Reality Labs, Meta’s XR division formed in 2020, is now being reorganized into two distinct groups, ‘Wearables’ and ‘Metaverse’, which reportedly comes along a “relatively small” number of layoffs.
As reported by The Verge’s Alex Heath, Meta CTO and head of Reality Labs Andrew ‘Boz’ Bosworth announced the reorg in an internal memo to employees, stating that all teams in Reality Labs are being merged into either a central ‘Metaverse’ organization, responsible for Quest, and a new ‘Wearables’ organization to dedicated to other hardware, including its Ray-Ban Meta smartglasses.
In the memo, which is available via Heath’s Command Line newsletter, Bosworth says the company’s smartglasses were “a much bigger success than we expected,” spurring the XR division to put more focus on the product.
“We have the leading AI device on the market right now, and we are doubling down on finding a strong product market fit for wearable Meta AI, building a business around it, and expanding the audience,” Bosworth’s memo reads. “Our north star to overlay digital content seamlessly onto the physical world remains the same, but the steps on that path just got a lot more exciting.”
Notably, Ray-Ban Meta smartglasses don’t include displays of any type, AR or otherwise, instead offering input through voice assistant and touch on the glasses’ struts for things like taking pictures, videos, and listening to music. In late 2023, Meta also added AI-powered object recognition.
As for its Quest-related efforts, Bosworth says the company is still “deeply committed to investing in Horizon as the core foundation of our social, spatial Horizon OS, and high-quality experiences for both mixed reality and mobile.”
Meta announced in April it will soon license its Horizon OS (ex-Quest OS) to third parties for the first time, including ASUS, Lenovo and Xbox. This comes part and parcel with it Horizon Store (ex-Quest Store) content library—seen as a bid to become a more prolific alternative to Apple’s Vision Pro.

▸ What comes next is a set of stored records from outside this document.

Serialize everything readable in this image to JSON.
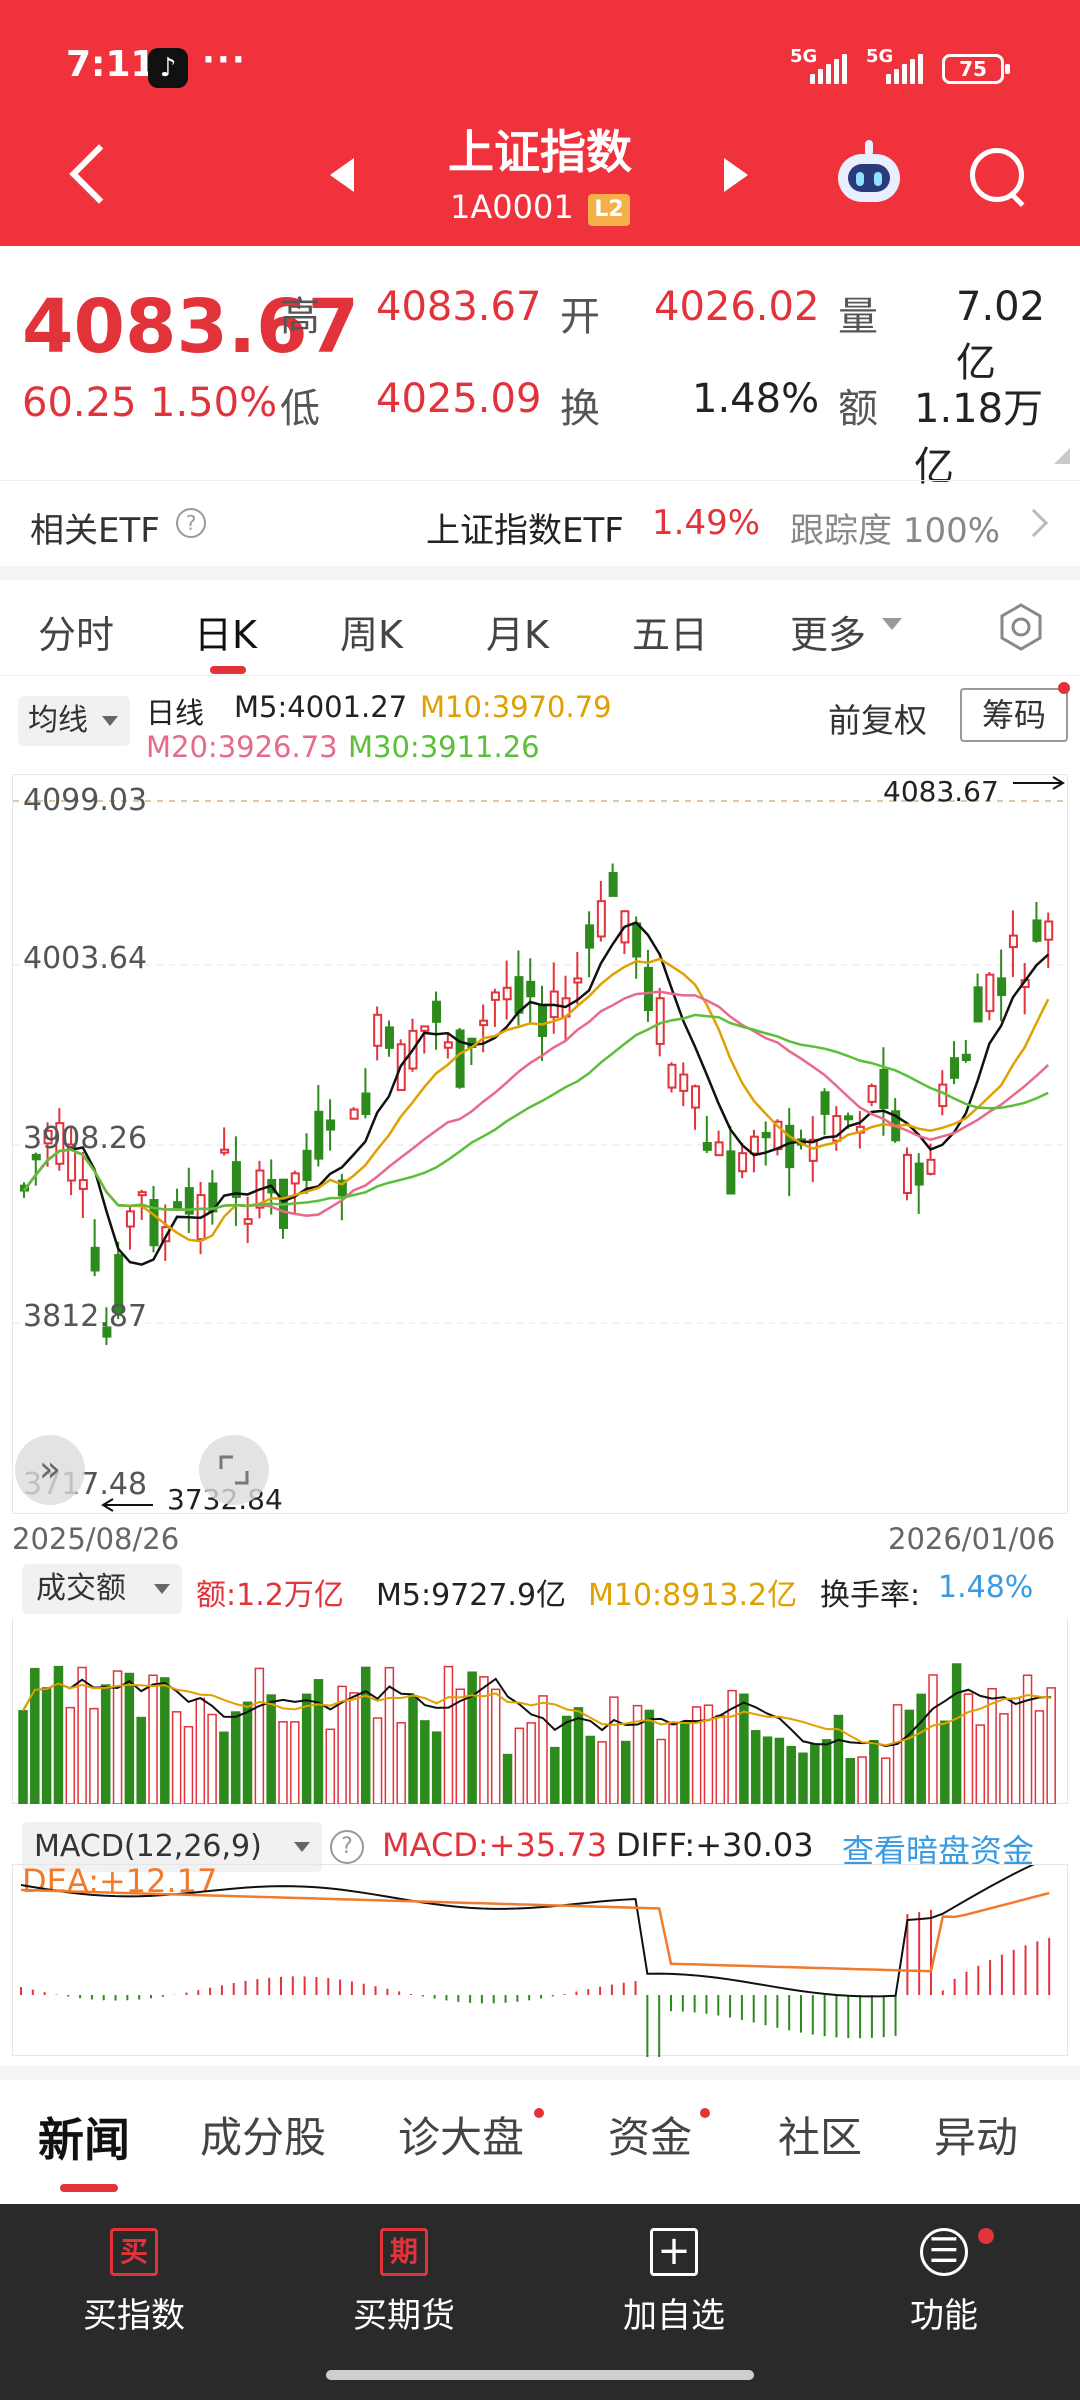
{
  "status_bar": {
    "time": "7:11",
    "app_icon": "tiktok-icon",
    "more": "···",
    "net1": "5G",
    "net2": "5G",
    "battery": "75"
  },
  "header": {
    "title": "上证指数",
    "code": "1A0001",
    "badge": "L2"
  },
  "quote": {
    "price": "4083.67",
    "change": "60.25",
    "change_pct": "1.50%",
    "high_label": "高",
    "high": "4083.67",
    "low_label": "低",
    "low": "4025.09",
    "open_label": "开",
    "open": "4026.02",
    "turnover_label": "换",
    "turnover": "1.48%",
    "volume_label": "量",
    "volume": "7.02亿",
    "amount_label": "额",
    "amount": "1.18万亿"
  },
  "etf": {
    "label": "相关ETF",
    "name": "上证指数ETF",
    "pct": "1.49%",
    "tracking": "跟踪度 100%"
  },
  "tabs": [
    "分时",
    "日K",
    "周K",
    "月K",
    "五日",
    "更多"
  ],
  "ma_legend": {
    "button": "均线",
    "period": "日线",
    "m5": "M5:4001.27",
    "m10": "M10:3970.79",
    "m20": "M20:3926.73",
    "m30": "M30:3911.26",
    "adjust": "前复权",
    "chip": "筹码"
  },
  "chart": {
    "y_labels": [
      "4099.03",
      "4003.64",
      "3908.26",
      "3812.87",
      "3717.48"
    ],
    "max_marker": "4083.67",
    "min_marker": "3732.84",
    "start_date": "2025/08/26",
    "end_date": "2026/01/06"
  },
  "volume_legend": {
    "button": "成交额",
    "amount": "额:1.2万亿",
    "m5": "M5:9727.9亿",
    "m10": "M10:8913.2亿",
    "turnover_label": "换手率:",
    "turnover": "1.48%"
  },
  "macd_legend": {
    "button": "MACD(12,26,9)",
    "macd": "MACD:+35.73",
    "diff": "DIFF:+30.03",
    "link": "查看暗盘资金",
    "dea": "DEA:+12.17"
  },
  "news_tabs": [
    "新闻",
    "成分股",
    "诊大盘",
    "资金",
    "社区",
    "异动"
  ],
  "bottom_bar": [
    {
      "icon": "买",
      "label": "买指数"
    },
    {
      "icon": "期",
      "label": "买期货"
    },
    {
      "icon": "+",
      "label": "加自选"
    },
    {
      "icon": "☰",
      "label": "功能"
    }
  ],
  "colors": {
    "up": "#e2333b",
    "down": "#2d8a1c",
    "header": "#ef323c",
    "m10": "#e0a100",
    "m20": "#e86a8a",
    "m30": "#5cbf3a"
  }
}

“The org chart doesn’t primarily determine whether we succeed or fail, our execution does,” Bosworth said in the memo. “But by setting it up this way I hope we reduce overhead and allow people across teams to come together and execute with a more unified view of who our customers are and how we can best serve them.”
Meta declined to comment on the exact number of Reality Labs layoffs, however Heath maintains “it’s a relatively small number and focused on teams in Reality Labs where leadership roles are now redundant thanks to this new structure.”